The angel answered, "I am Gabriel. I stand in the presence of God, and I have been sent to speak to you and to tell you this good news.
Luke 1:19
And here it is again - the unimaginable, the undefinable - that detail that throws my entire sense of reality right out the window. Yes, I'm referring to the passage above. It's in the tense. I am.... I stand... I have been sent. I guess it comes down to faith and belief and how you understand the stories in the Bible. And now I'm about to hang my theological undergarments on the line - for all the neighbors to see...
I have a hard time with some of the arguments I hear in Christian theology: creationists versus evolutionists, the actual existence of heaven and hell, the number of angels who can dance on the head of a pin... They seem to come mostly from reading the Bible literally, or allegorically, or metaphorically... Which in and of itself, I don't mind. Where I get frustrated is when someone tells me that their understanding is the only way - when they tell me it's not an either/or; it's an IS.
I've been teaching fifth-grade math for the past six years. I like math. It's logical and sequential; the skills build; the pieces 'fit'. I joke with my students sometimes. Fifth-graders are fun; they're not quite sure whether to believe me when I tell them there's a guy in an ivory tower who spends all his time making up special vocabulary for math concepts, and that we just have to learn them because he's the big math boss. And then sometimes I tell them the actual etymology of the math terms they need to know. I think they like the idea of the guy in the ivory tower better - but they always look at me with those I-don't-quite-believe-you-because-you're-joking-with-me---right? eyes. The concept of having some stranger, somewhere, dictate what you know and what you don't know - what you have to learn - makes them balk. But why? They raise their hands. Why do I have to know this word? this concept? this skill? I know I've been somewhat successful when one of them looks at me, with all of that fifth-grade wisdom and sincerity, and says It's that man in the ivory tower again, isn't it?
So, sometimes, I feel like there's a man an ivory tower telling me how I'm supposed to read and understand the Bible. The man with the IS seems to have a pretty narrow vision - almost like he's wearing those shields on his eyes like they put on horses to keep them from using their peripheral vision - blinders.
But God is so far beyond our understanding, that it makes sense to me He would be capable of a Bible that can be read in different ways and understood in different ways. Theology 101. Does it matter if the earth was created or evolved?

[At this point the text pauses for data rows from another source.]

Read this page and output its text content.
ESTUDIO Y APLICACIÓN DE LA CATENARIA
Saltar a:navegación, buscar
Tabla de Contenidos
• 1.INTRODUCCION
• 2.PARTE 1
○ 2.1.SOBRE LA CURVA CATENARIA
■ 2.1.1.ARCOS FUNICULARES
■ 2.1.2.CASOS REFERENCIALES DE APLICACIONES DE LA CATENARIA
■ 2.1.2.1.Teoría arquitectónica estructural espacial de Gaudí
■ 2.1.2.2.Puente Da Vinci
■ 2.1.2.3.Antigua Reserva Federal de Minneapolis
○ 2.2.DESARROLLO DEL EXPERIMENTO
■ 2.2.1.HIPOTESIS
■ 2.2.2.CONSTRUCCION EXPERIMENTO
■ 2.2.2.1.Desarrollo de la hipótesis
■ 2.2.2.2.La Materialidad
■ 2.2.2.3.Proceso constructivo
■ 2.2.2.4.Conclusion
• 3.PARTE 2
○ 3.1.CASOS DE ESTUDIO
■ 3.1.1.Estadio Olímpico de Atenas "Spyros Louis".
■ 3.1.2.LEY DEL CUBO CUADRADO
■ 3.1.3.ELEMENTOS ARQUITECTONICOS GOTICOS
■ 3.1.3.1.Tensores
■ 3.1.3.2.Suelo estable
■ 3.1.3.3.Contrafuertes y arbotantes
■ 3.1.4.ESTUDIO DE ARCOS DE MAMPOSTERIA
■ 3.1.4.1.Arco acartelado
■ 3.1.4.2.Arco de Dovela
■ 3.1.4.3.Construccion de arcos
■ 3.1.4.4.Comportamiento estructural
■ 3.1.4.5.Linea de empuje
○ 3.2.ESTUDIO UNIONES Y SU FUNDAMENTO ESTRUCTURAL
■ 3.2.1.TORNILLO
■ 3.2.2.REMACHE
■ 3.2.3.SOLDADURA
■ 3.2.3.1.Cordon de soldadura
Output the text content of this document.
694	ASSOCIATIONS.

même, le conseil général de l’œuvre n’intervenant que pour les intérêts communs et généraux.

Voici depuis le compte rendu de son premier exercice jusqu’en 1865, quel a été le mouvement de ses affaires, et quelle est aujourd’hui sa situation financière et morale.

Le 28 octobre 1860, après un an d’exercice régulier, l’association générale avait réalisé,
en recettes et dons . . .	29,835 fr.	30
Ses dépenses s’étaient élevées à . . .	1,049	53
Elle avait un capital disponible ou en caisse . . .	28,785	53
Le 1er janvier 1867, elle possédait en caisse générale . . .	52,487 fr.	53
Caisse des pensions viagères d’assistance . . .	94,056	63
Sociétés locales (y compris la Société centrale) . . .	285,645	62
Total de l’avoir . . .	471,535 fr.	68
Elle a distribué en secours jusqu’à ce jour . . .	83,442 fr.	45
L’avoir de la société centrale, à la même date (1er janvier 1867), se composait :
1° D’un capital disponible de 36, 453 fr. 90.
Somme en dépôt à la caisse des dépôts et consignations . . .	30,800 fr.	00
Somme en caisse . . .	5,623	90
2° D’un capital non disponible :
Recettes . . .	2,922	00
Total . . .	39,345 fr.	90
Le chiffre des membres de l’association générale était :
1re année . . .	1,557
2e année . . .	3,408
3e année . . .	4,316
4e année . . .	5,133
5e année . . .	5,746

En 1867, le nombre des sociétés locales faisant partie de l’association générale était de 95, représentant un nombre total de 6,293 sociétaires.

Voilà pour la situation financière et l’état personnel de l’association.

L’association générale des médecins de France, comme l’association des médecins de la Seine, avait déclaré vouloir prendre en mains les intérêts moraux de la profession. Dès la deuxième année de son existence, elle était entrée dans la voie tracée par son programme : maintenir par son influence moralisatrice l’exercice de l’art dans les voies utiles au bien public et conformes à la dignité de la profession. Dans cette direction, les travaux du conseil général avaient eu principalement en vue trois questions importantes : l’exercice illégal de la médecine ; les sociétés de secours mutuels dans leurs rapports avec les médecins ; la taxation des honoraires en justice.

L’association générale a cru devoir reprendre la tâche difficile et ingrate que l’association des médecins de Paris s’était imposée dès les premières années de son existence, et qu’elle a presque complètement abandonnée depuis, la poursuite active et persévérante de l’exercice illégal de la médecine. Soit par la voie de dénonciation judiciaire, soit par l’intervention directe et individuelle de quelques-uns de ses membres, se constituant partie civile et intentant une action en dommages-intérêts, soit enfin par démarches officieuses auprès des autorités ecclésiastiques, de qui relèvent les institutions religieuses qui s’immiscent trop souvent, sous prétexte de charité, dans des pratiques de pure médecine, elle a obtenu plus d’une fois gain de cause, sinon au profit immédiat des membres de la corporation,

Does it change my belief and faith in God? No. My God is capable of doing both - along with countless other miracles we don't even know about - and he's capable of doing them all in the same time and place - or in countless other times and places - because HE IS GOD.
So, here it is again - the unimaginable, the undefinable - that detail that throws my entire sense of reality right out the window. I am Gabriel. I stand in the presence of God, and I have been sent to speak to you and to tell you this good news. For so many reasons. First, this angel of God is standing in the presence of Zechariah, husband to Elizabeth, father to John the Baptist. An angel. And not just any angel - but the angel Gabriel, one of God's highest ranking angels. How often does that happen? I looked it up - three times. He visited Daniel to explain a dream. He visited Zechariah to tell of John's impending birth. He appeared to Mary, mother of Jesus.
Do I believe this story? Yes. Not only is the angel speaking to Zechariah - he is at the same time, standing in the presence of God. At the same time. Imagine that! See, I don't think God and his angels operate under our rules of logic and sequence. They can't be defined by that man in the ivory tower. And the man in the ivory tower, with his limited knowledge and vision of all that is God, couldn't make up the tense. No one can be in two places at the same time. Well - maybe angels, and well, yes, God....
See, even in the story of announcing the birth of John the Baptist, God has hidden a little message. Just like Gabriel's presence is not an either/or - he exists in Zechariah's presence at the same time as he stands in God's - neither is our reading and understanding of Scripture. It doesn't have to be a choice - a man-in-the-ivory-tower rule. The Bible is God-breathed and God-inspired. Sometimes literal. Sometimes metaphor. Sometimes allegory. Always God. Amazing, mind-bending, imagination-expanding. Messages to us. He must really love us to try so hard...
Father in Heaven, amazing that I can call you that, that I can address you in prayer and know that you hear me. Thank you for your Son, Jesus, who took away our sins to make this communication possible. Thank you for the gift of your book, your messages to us. Thank you for your love.